Emily desvió la mirada, concentrándose en el nudo de la corbata de Loukas.

–¿Quieres sentarte? Voy por… mi bolso.

«Y a recuperar el valor, aunque no sé si conseguiré encontrarlo».

–Tómate tu tiempo. La reserva no es hasta las ocho.

–Enseguida vuelvo –Emily se golpeó con la pata de una mesa que tenía a la espalda–. Vaya, Lo siento. No tardaré.

Fue al cuarto de baño precipitadamente y se asió al lavabo.

«Puedes hacerlo, puedes hacerlo, puedes hacerlo».

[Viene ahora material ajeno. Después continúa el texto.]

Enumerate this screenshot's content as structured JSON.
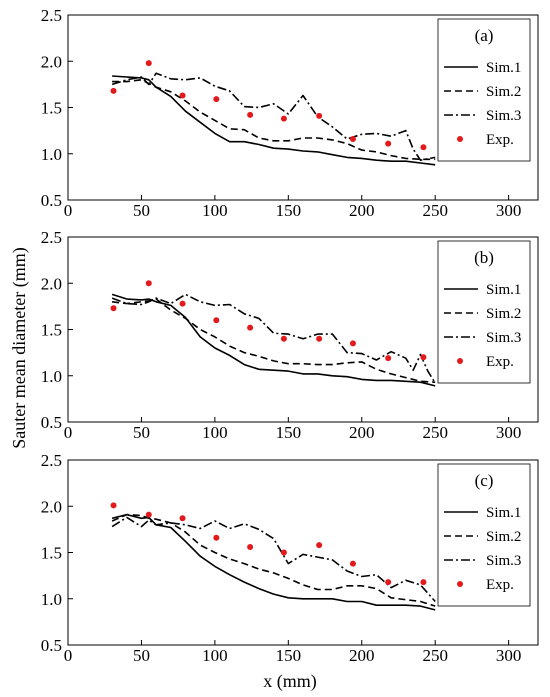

Se miró en el espejo y contuvo un gemido. Estaba más pálida que un vampiro. Quizá debía ponerse un poco más de colorete. Al alargar la mano, golpeó un frasco de perfume, que se hizo añicos al caer al suelo de baldosas. Emily se quedó mirando los trozos de cristal unos segundos antes de agacharse a recogerlos, y se cortó un dedo.

La sangre fluyó por su mano y su muñeca como si estuviera en una película de terror. Oyó pasos aproximándose y cada uno resonó en su pecho.

–¿Estás bien? –preguntó Loukas desde el umbral de la puerta.

Emily tomó la toalla más próxima y se envolvió la mano. El olor a madreselva y vainilla era tan intenso que se le revolvió el estómago.

–He-he roto el frasco de perfume.

Loukas se aproximó y le tomó la mano con delicadeza.

–Deja que mire. Puede que necesites puntos.

Emily miró con los ojos entornados mientras él retiraba el improvisado vendaje. Alzó la mano hacia la luz y la observó con gesto de concentración.

–No parece que necesite puntos, pero creo que se te ha clavado una esquirla. ¿Tienes unas pinzas?

Era una pregunta absurda para hacérsela a una mujer cuyas cejas crecían más deprisa que las malas hierbas.

–En el armario de encima del lavabo.